Someone among the organization’s four employees and three dozen volunteers called 9-1-1. An ambulance rushed Kaye to the hospital. His gratitude to the local nonprofit, which works to feed the hungry, promote health and foster economic development, shines through as he recounts what happened that day.
The past three years have been tough for Kaye. He used to run a company he started with a longtime friend that had him traveling around the world chasing marlin in sport-fishing tournaments. He got to be quite good at it, too, but his heart started failing and he had to rethink his priorities.

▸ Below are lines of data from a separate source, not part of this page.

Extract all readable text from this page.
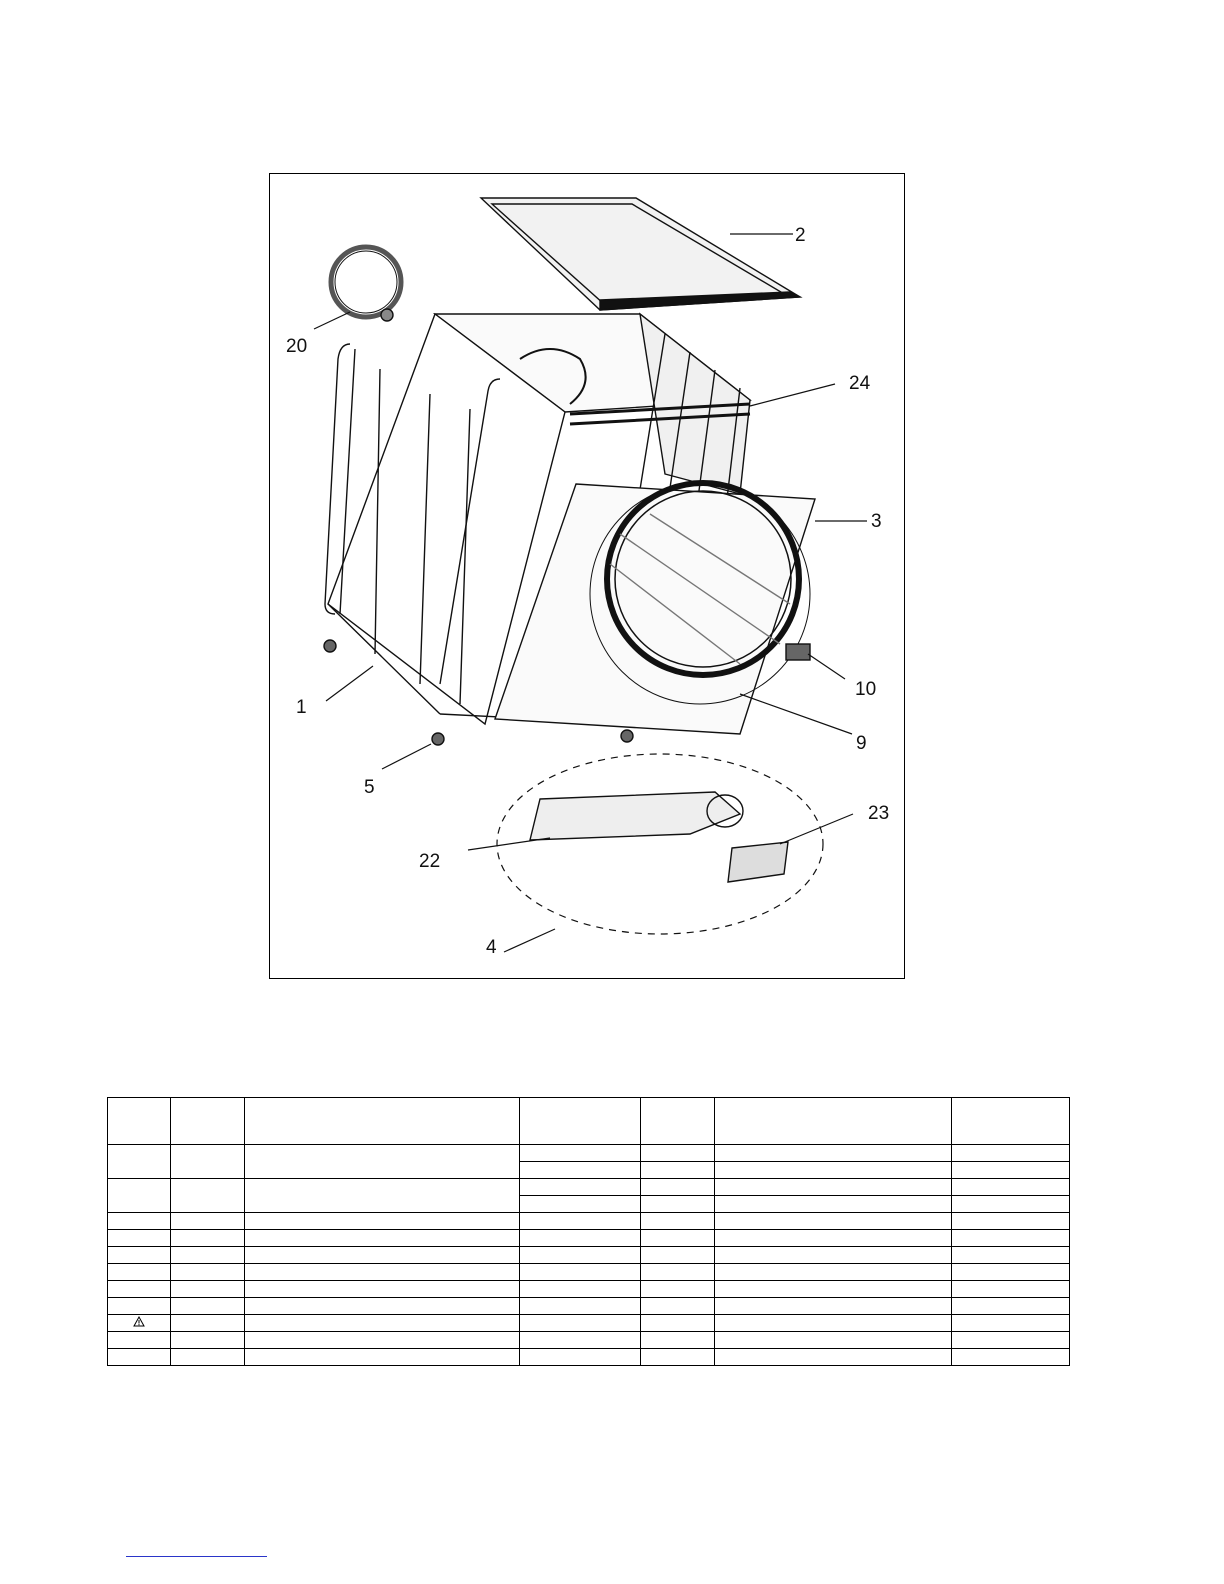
2
20
24
3
1
10
9
5
23
22
4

“I knew I couldn’t captain a boat [anymore],” Kaye said.
Kaye said he needs surgery on his shoulder, neck and heart, the latter having been weakened by atrial fibrillation and ventricular hypertrophy. Now Kaye is waiting for the state to decide if his disability claim has merit.
“I’ve paid into [disability] since 1975… and now it takes me two years to get it? And it’s not just me — it’s millions of people that are suffering from the same stuff,” Kaye said.
Kaye is frustrated by his situation, but he said he feels lucky to have some assistance. A friend helps him out with rent for his apartment, his family chips in with support while he waits on his disability claim, the Livingston Food Resource Center keeps him from going hungry, and one of its volunteers supplies him with food for Cowboy, his 14-year-old blue heeler.
Other Livingston residents living on the economic and social margins don’t have similar safety nets. In the past year and a half, Livingston has lost four public aid offices. As the effects of funding cuts to the Department of Public Health and Human Services continue to reverberate in rural areas across the state, some Montanans say they worry about what will become of the state’s “forgotten community.”